I just measured the pre-minified source of one of my apps using webpack visualizer, and this package is 524.1 kB! See image above. React and lodash are the only dependencies that take up more space (before minification and code splitting). Why is it so big?
Also, are the language dicts loaded synchronously by default? Can the distributed version defer the loading of those large text files until they're needed, if at all? For the majority of my use cases the app needs to support only 1 or 2 languages.
glena
commented
7 years ago The size of lock is the result of the amount of logic it has internally to support all the different uses cases it attempts to solve. We are working on finding a way to make it lighter by having a better understanding of its dependencies but from the src code point of view there is no easy way to accomplish that in the short term.

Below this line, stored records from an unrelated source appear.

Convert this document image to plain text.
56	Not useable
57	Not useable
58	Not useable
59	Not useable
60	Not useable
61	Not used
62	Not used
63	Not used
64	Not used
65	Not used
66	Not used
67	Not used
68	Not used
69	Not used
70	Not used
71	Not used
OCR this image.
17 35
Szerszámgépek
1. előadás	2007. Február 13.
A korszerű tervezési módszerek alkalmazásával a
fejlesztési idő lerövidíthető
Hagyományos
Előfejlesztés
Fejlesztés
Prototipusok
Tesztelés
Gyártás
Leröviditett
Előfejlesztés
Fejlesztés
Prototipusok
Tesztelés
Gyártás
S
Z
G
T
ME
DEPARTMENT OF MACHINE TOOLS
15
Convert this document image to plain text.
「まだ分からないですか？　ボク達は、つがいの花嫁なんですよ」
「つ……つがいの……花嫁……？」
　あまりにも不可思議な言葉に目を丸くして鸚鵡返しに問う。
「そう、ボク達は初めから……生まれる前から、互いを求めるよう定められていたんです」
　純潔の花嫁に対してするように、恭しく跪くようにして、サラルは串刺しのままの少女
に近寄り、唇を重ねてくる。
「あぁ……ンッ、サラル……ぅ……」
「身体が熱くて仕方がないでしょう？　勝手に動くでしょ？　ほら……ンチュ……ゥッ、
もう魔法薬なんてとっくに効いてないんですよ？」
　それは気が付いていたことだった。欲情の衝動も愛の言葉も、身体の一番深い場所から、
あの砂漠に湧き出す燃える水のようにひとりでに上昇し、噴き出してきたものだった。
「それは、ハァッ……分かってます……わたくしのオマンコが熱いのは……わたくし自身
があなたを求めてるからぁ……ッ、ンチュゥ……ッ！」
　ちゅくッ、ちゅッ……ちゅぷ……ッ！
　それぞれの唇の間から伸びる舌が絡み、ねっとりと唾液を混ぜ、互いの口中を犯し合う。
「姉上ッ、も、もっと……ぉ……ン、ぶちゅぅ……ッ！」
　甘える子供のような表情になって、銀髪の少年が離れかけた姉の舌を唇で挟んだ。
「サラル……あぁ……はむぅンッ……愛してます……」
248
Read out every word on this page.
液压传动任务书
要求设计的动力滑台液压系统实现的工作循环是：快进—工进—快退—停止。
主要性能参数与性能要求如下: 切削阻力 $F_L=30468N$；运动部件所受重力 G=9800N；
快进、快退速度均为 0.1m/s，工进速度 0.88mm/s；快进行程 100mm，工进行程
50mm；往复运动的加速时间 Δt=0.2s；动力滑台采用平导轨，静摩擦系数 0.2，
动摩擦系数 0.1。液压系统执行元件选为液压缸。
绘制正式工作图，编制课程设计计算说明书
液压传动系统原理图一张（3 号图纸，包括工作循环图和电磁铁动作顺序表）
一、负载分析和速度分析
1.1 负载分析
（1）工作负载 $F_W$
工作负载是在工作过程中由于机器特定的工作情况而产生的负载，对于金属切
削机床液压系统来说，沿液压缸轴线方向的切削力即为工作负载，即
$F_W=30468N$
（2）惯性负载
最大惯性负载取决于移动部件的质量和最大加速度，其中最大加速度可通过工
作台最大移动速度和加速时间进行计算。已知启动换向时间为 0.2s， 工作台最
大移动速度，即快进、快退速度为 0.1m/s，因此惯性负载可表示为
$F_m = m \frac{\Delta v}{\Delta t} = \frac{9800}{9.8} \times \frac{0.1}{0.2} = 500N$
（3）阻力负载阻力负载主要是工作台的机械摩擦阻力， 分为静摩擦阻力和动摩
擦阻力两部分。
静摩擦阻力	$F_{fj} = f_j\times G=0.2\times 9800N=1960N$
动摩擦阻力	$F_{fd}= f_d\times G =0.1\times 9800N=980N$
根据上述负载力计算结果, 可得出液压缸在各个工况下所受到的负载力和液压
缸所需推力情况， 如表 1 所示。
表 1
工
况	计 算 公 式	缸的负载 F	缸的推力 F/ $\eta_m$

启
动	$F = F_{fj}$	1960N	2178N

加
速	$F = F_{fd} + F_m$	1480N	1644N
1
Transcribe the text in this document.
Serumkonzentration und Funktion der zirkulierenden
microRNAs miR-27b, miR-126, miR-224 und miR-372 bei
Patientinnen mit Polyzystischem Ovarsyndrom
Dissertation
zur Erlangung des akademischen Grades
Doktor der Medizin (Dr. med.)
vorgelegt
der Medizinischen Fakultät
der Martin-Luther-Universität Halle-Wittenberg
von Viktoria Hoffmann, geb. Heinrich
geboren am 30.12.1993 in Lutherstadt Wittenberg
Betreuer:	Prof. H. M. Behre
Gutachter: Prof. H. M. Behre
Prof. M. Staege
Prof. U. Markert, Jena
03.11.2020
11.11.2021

About the languages, only english is bundled by default. You can see that in the i18n directory:
Remember that you can always use plain auth0.js and build your own UI that targets to your specific needs instead of lock which takes cares of tons of different scenarios related to db, social and enterprise connections mixups with all the posible configurations they might have out of the box.
theopak
commented
7 years ago Thanks for the quick and thorough reply!
The size of lock is the result of the amount of logic it has internally to support all the different uses cases it attempts to solve.
That sounds perfectly reasonable. And again, the fact that Lock is so thoroughly design + implemented + tested around those complex use cases is one of the reasons that I like using it.
About the languages, only english is bundled by default.
Ah, I see. Thanks for pointing that out to me.
Remember that you can always use plain auth0.js and build your own UI that targets to your specific needs instead of lock which takes cares of tons of different scenarios related to db, social and enterprise connections mixups with all the posible configurations they might have out of the box.
Some of the use cases at our company where Auth0 really works for us involve using it for enterprisey stuff. We've avoided some headaches by simply dropping Lock.js in front of WordPress and MediaWiki installations. In those use cases, it's an explicit goal to keep everything as plain and un-customized as possible for security/compliance and maintainability reasons. Is there some kind of auth0-lock config option or a combination of alternate packages that would make it possible for me to speed up all our Lock.js instances by default?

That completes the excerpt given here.